Previously I wrote about Nietzsche’s assertion that philosophers must create values, and a distinction between scholars, scientists and philosophers was made. The focus now shifts to the faculty of reason and its contrast with another mode of thinking.
Reason can be understood as man’s ability to think according to precise rules. Logic is one such set of rules: by using axioms and inference rules, we are able to generate vast arrays of valid statements. For instance, we can attempt to prove mathematical truths, or we can work out how to place furniture in a room, or the quickest way of carrying out five different errands in an afternoon.
Two essential functions of reason are finding solutions and validating solutions. In finding solutions, sometimes we apply reason as a search process, that is, we work through a number of combinations until we find one that works, or until we give up. By deduction we can reduce the size of the search space, and sometimes deduction will lead to a result without any search being necessary at all. In validating solutions, we might obtain the proposed solution from anywhere, possibly from outside reason itself, and then, again it is sometimes a search process: we may attempt to find contradictions that invalidate the proposed solution, and we do not always find them immediately. This would be validation by absence of contradictions, but we might also validate a solution affirmatively by using it in a problem. For instance, we can verify that 7 is the square root of 49 by computing 7*7, and it would be useless to verify it by testing that 7*7 does not equal any of the values 1,2,3…48,50,51,52… infinity.
Reasoning is a slow, tedious process, and it can only consider so many possible solutions in a given amount of time. But it is reliable, and the results of different pieces of reasoning can often be composed to yield a larger, consistent result. But it is clear that our minds have other ways of functioning as well, with other strengths and weaknesses. In particular, it seems that reasoning is essentially a reactive process. It reacts to a given problem with given constraints and rules of inference. But it seems to be unable to create. Creativity appears to always come from extralogical, extra-reasonable places. Creativity in the spontaneous sense of a child drawing a picture with crayons, or a novelist writing a book, or an orator using a particularly persuasive combination of words that captures a fleeting feeling, or a commuter taking a different route home from work, out of curiosity. The distinction is not always clear-cut: a decision like choosing the colour of a wallpaper could be done both using “principles” with which one reasons logically, or using a spur of the moment feeling about what is good. It is clear, though, that the two can interact very productively: often a complex mental activity needs a dialogue between reason and extra-reason, and not just in the sense that extra-reason produces a suggestion that reason validates. This seems to be the danger with excessive reliance on rationality and scientific skepticism, then – it risks shutting out the essential extralogical factor and reducing decision making to searching, or from another viewpoint, it risks invalidating the most powerful search heuristic of all.

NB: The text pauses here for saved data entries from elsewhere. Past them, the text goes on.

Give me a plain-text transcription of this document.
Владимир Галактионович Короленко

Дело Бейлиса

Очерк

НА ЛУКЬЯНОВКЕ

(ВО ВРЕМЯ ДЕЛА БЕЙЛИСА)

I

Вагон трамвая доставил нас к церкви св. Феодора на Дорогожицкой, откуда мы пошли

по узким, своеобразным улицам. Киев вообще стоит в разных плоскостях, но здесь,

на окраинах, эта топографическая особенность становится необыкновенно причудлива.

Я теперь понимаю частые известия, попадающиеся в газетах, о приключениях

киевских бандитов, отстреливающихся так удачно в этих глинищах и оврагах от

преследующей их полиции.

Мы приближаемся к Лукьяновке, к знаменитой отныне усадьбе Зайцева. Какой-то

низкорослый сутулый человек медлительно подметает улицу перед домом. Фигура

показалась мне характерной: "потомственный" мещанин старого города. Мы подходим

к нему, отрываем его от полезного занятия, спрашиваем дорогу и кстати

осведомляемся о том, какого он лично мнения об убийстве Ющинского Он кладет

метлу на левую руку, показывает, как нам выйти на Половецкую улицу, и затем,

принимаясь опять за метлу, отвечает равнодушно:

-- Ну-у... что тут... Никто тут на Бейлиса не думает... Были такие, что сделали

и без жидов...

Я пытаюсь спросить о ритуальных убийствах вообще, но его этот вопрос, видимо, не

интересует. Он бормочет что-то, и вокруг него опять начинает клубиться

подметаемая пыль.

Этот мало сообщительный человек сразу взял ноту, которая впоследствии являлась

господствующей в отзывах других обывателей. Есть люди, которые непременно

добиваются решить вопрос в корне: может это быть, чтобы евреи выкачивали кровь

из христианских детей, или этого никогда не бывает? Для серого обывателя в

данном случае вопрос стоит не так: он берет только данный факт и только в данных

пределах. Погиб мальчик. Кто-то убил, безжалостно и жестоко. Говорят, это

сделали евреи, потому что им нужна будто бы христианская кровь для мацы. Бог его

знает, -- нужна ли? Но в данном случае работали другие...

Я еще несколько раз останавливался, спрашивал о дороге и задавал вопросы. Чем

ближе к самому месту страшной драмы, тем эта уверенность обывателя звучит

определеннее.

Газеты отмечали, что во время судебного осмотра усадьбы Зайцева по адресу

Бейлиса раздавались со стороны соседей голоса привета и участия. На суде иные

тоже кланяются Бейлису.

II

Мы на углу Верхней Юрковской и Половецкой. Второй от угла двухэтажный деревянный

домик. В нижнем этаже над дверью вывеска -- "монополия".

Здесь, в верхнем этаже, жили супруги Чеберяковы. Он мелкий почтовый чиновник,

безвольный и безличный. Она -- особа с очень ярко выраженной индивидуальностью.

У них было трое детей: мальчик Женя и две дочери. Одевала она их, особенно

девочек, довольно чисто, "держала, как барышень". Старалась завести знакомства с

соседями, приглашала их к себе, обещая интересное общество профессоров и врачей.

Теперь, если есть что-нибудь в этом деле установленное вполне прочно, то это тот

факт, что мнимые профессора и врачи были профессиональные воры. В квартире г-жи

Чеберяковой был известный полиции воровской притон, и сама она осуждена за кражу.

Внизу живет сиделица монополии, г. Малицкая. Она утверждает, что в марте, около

It seems as if there is a parallel, of sorts, with modern democracy in this distinction. Democracy at the national level, too, is a reactive form of decision making today. It is true that groups of a small or moderate size sometimes can create things collectively, and when they do, it seems to be the case that the form of the group enables individuals to take turns in influencing the group and being responsible towards it: the individuals make serial contributions that layer on top of each other to form the collective contribution. But voters in a national democracy do not have a format that allows this process to take place across the entire group, and the scale is too great. Those who create proposals are smaller subgroups or elites, and the voters are reduced to playing one of the roles that reason can play: affirm or reject proposals. In fact, not even this, since they are typically not asked to affirm every proposal – they are able to stage a revolution if their discontent becomes tremendously large, and otherwise they only have the ability to voice rejection every four years or so. (The exceptional case where very large groups can create something collectively would be when they share a common sentiment very well, for instance in the event of a national crisis.)
The seat of creativity is ultimately in the individual, and not in the collective. When democracies create agendas, goals, projects and proposals, they are not acting democratically, but channeling individual elements within.